Crawl and component processes
The crawl and content processing architecture includes the crawl component, crawl database and content processing component. Both search components can be scaled out based on crawl volume and performance requirements.
About the crawl component:
The crawl component is responsible for crawling content sources. It delivers crawled items – both the actual content as well as their associated metadata – to the content processing component.·
The crawl component invokes connectors or protocol handlers that interact with content sources to retrieve data. Multiple crawl components can be deployed to crawl simultaneously.·
The crawl component uses one or more crawl databases to temporarily store information about crawled items and to track crawl history.
About the crawl database:
The crawl database contains detailed tracking and historical information about crawled items.·
This database holds information such as the last crawl time, the last crawl ID and the type of update during the last crawl.

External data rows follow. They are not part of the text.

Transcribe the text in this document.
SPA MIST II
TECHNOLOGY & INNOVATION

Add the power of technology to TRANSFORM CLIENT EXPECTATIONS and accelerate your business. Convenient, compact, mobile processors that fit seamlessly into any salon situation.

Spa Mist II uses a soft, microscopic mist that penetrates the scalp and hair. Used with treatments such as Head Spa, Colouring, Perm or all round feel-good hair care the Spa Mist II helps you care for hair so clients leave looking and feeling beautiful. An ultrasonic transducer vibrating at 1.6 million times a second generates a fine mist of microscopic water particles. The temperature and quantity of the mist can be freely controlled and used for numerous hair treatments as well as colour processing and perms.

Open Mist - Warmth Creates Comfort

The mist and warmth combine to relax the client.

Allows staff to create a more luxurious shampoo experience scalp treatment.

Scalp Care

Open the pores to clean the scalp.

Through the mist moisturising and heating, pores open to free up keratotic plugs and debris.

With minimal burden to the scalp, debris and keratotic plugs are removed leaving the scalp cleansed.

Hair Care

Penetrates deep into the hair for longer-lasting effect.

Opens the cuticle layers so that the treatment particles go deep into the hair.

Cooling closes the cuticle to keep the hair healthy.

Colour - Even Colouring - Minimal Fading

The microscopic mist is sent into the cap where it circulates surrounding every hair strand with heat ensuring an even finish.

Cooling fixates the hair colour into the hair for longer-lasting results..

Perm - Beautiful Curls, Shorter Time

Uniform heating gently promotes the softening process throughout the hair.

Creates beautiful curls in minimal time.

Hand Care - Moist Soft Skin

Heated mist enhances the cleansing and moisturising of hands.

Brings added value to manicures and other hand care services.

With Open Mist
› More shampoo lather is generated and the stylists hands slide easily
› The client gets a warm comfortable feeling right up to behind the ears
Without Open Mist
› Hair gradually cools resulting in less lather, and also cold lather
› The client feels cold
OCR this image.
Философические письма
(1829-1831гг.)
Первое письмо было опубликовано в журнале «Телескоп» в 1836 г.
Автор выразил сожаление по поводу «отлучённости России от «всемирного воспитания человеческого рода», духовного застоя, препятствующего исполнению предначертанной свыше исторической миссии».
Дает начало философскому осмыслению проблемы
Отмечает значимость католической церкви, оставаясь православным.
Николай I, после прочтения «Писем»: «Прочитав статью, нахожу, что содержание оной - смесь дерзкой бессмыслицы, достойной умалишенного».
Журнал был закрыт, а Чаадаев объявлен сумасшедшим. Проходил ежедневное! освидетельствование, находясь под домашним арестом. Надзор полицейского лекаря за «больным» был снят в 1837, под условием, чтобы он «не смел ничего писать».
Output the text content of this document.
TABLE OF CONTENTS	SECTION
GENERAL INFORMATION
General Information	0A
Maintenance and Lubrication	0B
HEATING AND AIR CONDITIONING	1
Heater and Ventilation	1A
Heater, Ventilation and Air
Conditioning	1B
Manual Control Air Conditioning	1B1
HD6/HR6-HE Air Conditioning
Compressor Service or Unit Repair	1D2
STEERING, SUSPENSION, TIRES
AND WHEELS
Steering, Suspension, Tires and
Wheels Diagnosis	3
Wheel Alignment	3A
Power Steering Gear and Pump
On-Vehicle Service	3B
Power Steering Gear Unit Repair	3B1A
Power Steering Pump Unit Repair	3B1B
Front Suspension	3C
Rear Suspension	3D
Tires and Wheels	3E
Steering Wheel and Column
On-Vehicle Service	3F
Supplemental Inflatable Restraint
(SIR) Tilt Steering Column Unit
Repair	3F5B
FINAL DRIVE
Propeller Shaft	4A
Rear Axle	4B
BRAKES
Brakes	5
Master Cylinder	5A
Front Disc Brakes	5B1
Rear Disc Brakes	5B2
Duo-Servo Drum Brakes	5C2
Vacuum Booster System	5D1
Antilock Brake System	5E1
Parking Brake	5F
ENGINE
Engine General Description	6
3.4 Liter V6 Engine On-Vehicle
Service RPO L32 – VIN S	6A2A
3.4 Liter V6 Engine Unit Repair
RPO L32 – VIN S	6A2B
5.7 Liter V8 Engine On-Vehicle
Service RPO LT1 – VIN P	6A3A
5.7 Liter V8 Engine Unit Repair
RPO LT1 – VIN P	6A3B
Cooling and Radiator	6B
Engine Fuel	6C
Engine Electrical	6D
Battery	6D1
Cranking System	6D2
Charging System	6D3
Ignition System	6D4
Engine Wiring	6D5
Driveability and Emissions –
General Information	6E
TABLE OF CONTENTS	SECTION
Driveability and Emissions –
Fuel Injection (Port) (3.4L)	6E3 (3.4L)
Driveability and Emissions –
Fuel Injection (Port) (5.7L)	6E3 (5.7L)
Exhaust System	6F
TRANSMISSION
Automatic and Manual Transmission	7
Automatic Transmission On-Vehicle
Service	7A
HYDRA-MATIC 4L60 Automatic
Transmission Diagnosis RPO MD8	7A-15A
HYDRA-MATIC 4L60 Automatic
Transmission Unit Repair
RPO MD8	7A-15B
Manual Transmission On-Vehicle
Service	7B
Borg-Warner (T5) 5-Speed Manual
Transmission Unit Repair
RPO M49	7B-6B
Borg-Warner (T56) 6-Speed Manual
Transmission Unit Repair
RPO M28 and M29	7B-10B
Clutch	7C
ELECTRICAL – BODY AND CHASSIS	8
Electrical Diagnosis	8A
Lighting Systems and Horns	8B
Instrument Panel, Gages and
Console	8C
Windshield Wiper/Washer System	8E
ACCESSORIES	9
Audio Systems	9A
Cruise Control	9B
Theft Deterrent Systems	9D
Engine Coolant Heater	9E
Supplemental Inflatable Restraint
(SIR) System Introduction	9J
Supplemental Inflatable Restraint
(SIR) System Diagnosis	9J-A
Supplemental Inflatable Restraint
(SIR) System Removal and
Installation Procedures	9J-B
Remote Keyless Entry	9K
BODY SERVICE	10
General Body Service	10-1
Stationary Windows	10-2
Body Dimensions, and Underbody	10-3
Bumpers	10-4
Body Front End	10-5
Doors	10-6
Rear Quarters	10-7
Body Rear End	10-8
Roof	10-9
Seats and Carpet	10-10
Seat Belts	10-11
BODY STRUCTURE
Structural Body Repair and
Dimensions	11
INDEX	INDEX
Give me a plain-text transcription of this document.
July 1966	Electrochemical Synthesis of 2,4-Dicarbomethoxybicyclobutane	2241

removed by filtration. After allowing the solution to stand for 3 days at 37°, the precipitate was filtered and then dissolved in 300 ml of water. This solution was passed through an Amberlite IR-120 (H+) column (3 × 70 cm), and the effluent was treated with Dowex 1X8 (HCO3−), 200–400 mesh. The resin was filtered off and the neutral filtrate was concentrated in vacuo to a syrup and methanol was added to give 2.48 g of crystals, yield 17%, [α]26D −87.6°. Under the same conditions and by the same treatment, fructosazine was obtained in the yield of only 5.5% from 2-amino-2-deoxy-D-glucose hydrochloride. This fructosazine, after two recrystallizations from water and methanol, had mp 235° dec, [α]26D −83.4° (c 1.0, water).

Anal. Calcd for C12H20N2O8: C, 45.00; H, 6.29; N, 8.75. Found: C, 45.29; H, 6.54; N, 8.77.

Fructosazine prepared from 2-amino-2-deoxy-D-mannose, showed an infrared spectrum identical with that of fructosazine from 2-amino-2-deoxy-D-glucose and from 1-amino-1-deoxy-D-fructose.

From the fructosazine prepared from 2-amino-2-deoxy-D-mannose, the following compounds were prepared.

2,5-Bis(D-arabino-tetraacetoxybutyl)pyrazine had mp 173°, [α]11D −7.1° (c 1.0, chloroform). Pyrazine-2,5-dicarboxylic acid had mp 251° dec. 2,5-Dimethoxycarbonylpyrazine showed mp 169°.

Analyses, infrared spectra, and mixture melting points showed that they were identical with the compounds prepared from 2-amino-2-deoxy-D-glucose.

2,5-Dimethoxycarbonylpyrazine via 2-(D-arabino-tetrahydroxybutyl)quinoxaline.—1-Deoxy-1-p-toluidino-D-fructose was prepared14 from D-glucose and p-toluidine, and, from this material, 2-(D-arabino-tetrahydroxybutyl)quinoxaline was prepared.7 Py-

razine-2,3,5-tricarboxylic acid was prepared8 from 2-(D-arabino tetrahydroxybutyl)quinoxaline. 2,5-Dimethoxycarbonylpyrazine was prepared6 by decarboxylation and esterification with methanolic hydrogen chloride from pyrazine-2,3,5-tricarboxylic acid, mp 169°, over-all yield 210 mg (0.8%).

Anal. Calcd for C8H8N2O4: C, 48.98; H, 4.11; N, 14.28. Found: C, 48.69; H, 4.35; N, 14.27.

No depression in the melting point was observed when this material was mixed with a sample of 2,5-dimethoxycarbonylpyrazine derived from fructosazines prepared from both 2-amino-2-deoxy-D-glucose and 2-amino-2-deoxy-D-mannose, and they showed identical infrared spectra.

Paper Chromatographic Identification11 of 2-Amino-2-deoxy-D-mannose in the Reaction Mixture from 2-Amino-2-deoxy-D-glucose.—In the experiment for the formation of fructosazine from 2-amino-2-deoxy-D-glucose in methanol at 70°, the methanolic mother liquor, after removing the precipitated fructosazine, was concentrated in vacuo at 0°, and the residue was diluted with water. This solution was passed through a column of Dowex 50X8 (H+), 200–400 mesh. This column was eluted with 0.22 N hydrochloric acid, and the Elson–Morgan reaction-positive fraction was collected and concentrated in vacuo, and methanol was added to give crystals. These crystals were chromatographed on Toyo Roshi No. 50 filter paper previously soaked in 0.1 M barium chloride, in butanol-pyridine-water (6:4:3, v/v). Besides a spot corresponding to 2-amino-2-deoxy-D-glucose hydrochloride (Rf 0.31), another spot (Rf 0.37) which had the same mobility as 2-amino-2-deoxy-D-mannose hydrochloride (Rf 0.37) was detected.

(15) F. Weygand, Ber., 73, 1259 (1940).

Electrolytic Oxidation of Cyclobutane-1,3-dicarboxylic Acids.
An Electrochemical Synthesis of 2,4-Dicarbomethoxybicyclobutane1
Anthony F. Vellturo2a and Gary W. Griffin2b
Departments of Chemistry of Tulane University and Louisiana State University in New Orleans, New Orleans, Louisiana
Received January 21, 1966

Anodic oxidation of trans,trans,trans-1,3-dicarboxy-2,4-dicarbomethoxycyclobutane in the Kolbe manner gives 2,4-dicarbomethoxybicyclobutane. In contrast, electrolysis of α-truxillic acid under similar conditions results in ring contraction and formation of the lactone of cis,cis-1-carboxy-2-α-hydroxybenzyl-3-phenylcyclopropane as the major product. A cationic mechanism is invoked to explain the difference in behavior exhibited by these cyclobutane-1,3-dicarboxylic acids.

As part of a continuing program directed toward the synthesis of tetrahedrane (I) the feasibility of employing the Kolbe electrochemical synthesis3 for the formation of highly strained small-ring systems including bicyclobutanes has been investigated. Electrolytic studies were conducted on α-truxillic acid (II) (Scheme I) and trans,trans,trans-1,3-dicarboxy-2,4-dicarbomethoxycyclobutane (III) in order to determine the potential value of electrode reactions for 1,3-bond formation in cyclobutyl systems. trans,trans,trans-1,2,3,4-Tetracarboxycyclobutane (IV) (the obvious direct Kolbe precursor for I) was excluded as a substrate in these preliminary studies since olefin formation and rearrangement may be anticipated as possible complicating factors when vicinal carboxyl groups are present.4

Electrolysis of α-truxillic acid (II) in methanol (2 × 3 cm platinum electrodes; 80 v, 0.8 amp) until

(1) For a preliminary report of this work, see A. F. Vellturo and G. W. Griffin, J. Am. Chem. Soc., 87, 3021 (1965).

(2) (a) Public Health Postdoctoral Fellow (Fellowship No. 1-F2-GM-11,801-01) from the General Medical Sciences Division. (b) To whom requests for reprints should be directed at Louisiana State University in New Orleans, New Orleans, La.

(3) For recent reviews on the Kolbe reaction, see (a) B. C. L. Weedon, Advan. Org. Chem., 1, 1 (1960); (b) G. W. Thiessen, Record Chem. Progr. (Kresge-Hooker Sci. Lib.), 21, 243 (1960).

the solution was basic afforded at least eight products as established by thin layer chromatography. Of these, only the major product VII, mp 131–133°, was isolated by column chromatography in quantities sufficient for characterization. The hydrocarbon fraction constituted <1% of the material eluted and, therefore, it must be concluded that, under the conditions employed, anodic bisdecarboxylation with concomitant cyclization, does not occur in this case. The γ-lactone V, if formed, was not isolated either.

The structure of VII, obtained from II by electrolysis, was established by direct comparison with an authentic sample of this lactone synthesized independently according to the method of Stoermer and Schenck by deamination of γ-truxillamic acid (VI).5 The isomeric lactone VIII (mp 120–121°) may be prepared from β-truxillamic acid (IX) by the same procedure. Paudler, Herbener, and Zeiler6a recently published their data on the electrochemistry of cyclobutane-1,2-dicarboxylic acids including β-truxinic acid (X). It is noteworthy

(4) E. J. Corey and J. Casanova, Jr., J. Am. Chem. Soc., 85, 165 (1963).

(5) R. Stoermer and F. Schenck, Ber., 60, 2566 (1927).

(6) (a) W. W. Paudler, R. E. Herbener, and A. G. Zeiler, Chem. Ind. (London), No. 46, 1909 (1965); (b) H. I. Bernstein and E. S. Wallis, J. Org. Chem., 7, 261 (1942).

About the content processing component:
The content processing component is placed between the crawl component and the index component. It processes crawled items and feeds these items to the index component.·
The content processing component transforms crawled items into artifacts that can be included in the search index by carrying out operations such as document parsing and property mapping.·
Both the content processing component and the query processing component perform linguistics processing. Examples of linguistics processing during content processing are language detection and entity extraction.·
The content processing component writes information about links and URLs to the link database.
Index and query processes
The index and query architecture includes the index component, index partition, and query processing component, all of which can be scaled out based on content volume, query volume, and performance requirements.
About the index component:
An index component is the logical representation of an index replica. In the search architecture, you have to provision one index component for each index replica.
The index component receives processed items from the content processing component and writes those items to an index file.
The index component receives queries from the query processing component and provides results sets in return.
Queries are sent to the index replicas through the query processing component. The system routes and load balances the incoming queries to the index replicas.
About the index partition·
An index partition is a logical portion of the entire search index. The search index is the aggregation of all index partitions.
About the query processing component·
The query processing component is between the search front-end and the index component.
The query processing component analyzes and processes search queries and results.
Both the query processing component and the content processing component perform linguistics processing. Examples of linguistics processing during query processing are word-breaking and stemming.
When the query processing component receives a query from the search front-end, it analyzes and processes the query to attempt to optimize precision, recall, and relevancy. The processed query is then submitted to the index component.
The index component returns a result set based on the processed query back to the query processing component, which in turn processes that result set before sending it back to the search front-end.
Search administration is composed of the search administration component and its corresponding database.
About the search administration component:
The search administration component is responsible for running a number of system processes that are essential to search.
This component carries out provisioning, which is to add and initialize additional instances of the other search components.
About the search administration database
The search administration database stores search configuration data, such as the topology, crawl rules, query rules, and the mappings between crawled and managed properties.
The analytics architecture consists of the analytics processing component, analytics reporting database and link database.
About the analytics processing component
The analytics processing component performs two types of analyses: search analytics and usage analytics. This component uses information from these analyses to improve search relevance, create search reports, and generate recommendations and deep links.
Search analytics is about extracting information such as — links, the number of times an item is clicked, anchor text, data related to people, and metadata – from the link database. This information is important to relevance.
Usage analytics is about analyzing usage log information received from the front-end via the event store. Usage analytics generates usage and statistics reports.
The results from the analyses are added to the items in the search index. In addition, results from usage analytics are stored in the analytics reporting database.
About the link database:
The link database stores information extracted by the content processing component. In addition, it stores information about search clicks; the number of times people click on a search result from the search result page. This information is stored unprocessed, to be analyzed by the analytics processing component.
About the analytics reporting database
The analytics reporting database stores the results of usage analytics.· In addition, the analytics reporting database also stores statistics information from the analyses. SharePoint uses this information to create Excel reports that show different statistics.
About the event store
The event store holds usage events that are captured on the front-end, such as the number of times an item is viewed. These usage events are stored as log files on the application server that hosts the analytics processing component.